Using data representing Gillette's current supply network, the project team ran the application to estimate what the company's as-is supply chain costs should be, based on those data. They then compared the software's results with the actuals coming out of Gillette's financial system. "You're not going to get it down to the penny," Knabe says. "But the financials and the software should come out pretty close, within a few percentage points. That gives the software some credibility." Where the variances were significant, the project team would drill down into the results to determine what needed to be fixed in the data they were loading into the system, then re-run the results and repeat the process until the software accurately reflected Gillette's business. "That process of working toward intuitive results with the project team is a major step in building confidence in the results," Knabe explains.

Overcoming Intuition

Sometimes, however, even when the team was certain that the data were correct, the system still came out with counterintuitive results. "That's where it gets really interesting," Knabe says, "because you start to gain an understanding of the drivers of your own network and what's causing the counterintuitive results." For example, corporate intuition might suggest that Massachusetts would be a good site for a warehouse because shipping freight out of the Northeast is relatively inexpensive since few manufacturers have production facilities in the region. But the system might suggest that high labor costs make the Northeast a less attractive site for a facility after all. By gaining an understanding of these types of insights, the project team gains both new corporate intuition and increased confidence in the solution's ability to produce accurate results.

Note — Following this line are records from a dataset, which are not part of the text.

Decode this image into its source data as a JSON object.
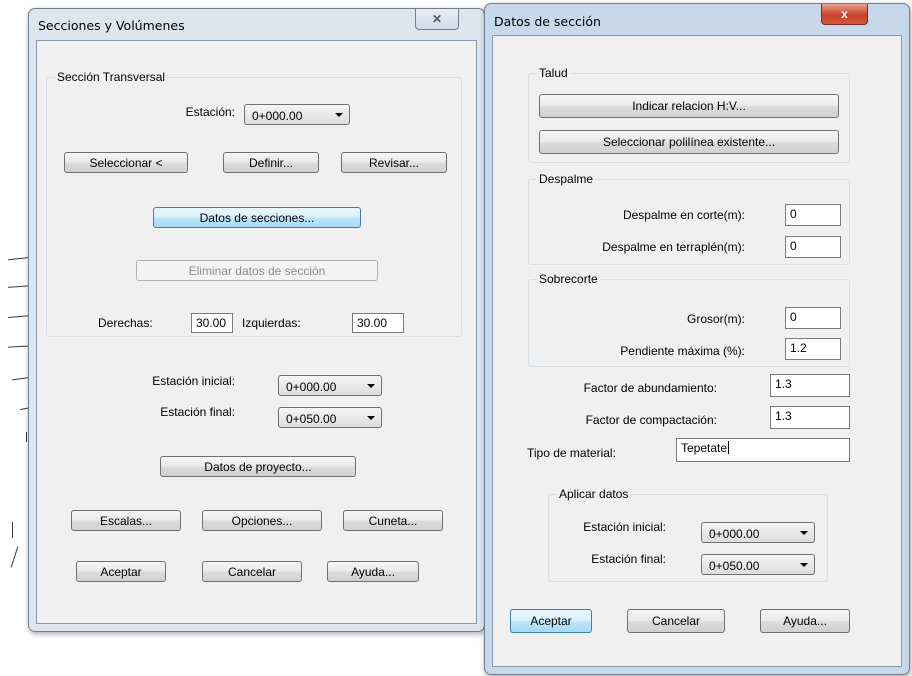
{
  "window1": {
    "title": "Secciones y Volúmenes",
    "group_seccion": {
      "label": "Sección Transversal",
      "estacion_label": "Estación:",
      "estacion_value": "0+000.00",
      "btn_seleccionar": "Seleccionar <",
      "btn_definir": "Definir...",
      "btn_revisar": "Revisar...",
      "btn_datos_secciones": "Datos de secciones...",
      "btn_eliminar": "Eliminar datos de sección",
      "derechas_label": "Derechas:",
      "derechas_value": "30.00",
      "izquierdas_label": "Izquierdas:",
      "izquierdas_value": "30.00"
    },
    "estacion_inicial_label": "Estación inicial:",
    "estacion_inicial_value": "0+000.00",
    "estacion_final_label": "Estación final:",
    "estacion_final_value": "0+050.00",
    "btn_datos_proyecto": "Datos de proyecto...",
    "btn_escalas": "Escalas...",
    "btn_opciones": "Opciones...",
    "btn_cuneta": "Cuneta...",
    "btn_aceptar": "Aceptar",
    "btn_cancelar": "Cancelar",
    "btn_ayuda": "Ayuda...",
    "close_glyph": "✕"
  },
  "window2": {
    "title": "Datos de sección",
    "group_talud": {
      "label": "Talud",
      "btn_indicar": "Indicar relacion H:V...",
      "btn_seleccionar_polilinea": "Seleccionar polilínea existente..."
    },
    "group_despalme": {
      "label": "Despalme",
      "corte_label": "Despalme en corte(m):",
      "corte_value": "0",
      "terraplen_label": "Despalme en terraplén(m):",
      "terraplen_value": "0"
    },
    "group_sobrecorte": {
      "label": "Sobrecorte",
      "grosor_label": "Grosor(m):",
      "grosor_value": "0",
      "pendiente_label": "Pendiente máxima (%):",
      "pendiente_value": "1.2"
    },
    "factor_abundamiento_label": "Factor de abundamiento:",
    "factor_abundamiento_value": "1.3",
    "factor_compactacion_label": "Factor de compactación:",
    "factor_compactacion_value": "1.3",
    "tipo_material_label": "Tipo de material:",
    "tipo_material_value": "Tepetate",
    "group_aplicar": {
      "label": "Aplicar datos",
      "estacion_inicial_label": "Estación inicial:",
      "estacion_inicial_value": "0+000.00",
      "estacion_final_label": "Estación final:",
      "estacion_final_value": "0+050.00"
    },
    "btn_aceptar": "Aceptar",
    "btn_cancelar": "Cancelar",
    "btn_ayuda": "Ayuda...",
    "close_glyph": "x"
  }
}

That comfort level with the system became vitally important, Knabe says, when the project team started actually applying the solution to run what-if scenarios, planning the future location of facilities and affecting, potentially, millions of dollars in future costs. "You have to be open to learning from those counterintuitive results," Knabe explains. "If you know that you want a warehouse in New Jersey — and if you're going to say that every solution that suggests you don't have a warehouse in New Jersey is wrong — then you don't need to go through this process. But if you're open to the idea that maybe your warehouse should be in Cleveland — which is counterintuitive — you might find that you can actually get to the East Coast pretty fast from Eastern Ohio, and it's a lot less expensive. Then, because the project team has representatives from the Distribution group, once they are confident in the system's results, they can communicate the results and the recommendation effectively to upper management."

Gillette's first project using the software delivered initial results in March 2003 and final results in May of that year. Since then, Gillette has continued to use the software to support analyses around the globe, completing a total of eight projects that, Knabe says, have helped the company improve its customer service, reduce distribution costs or both. Although she was unable to share precise return on investment figures, she did note that the results of one North American project showed decisively that Gillette was able to achieve much higher on-time rates when it shipped using truckload versus less-than-truckload (LTL), indicating that the company should continue to build its supply network in a way that increases truckload frequency. (At the time of the interview for this article, Knabe was working on an analysis to understand the impact that the modeling software has had on a key metric for Gillette: percent of deliveries on time.)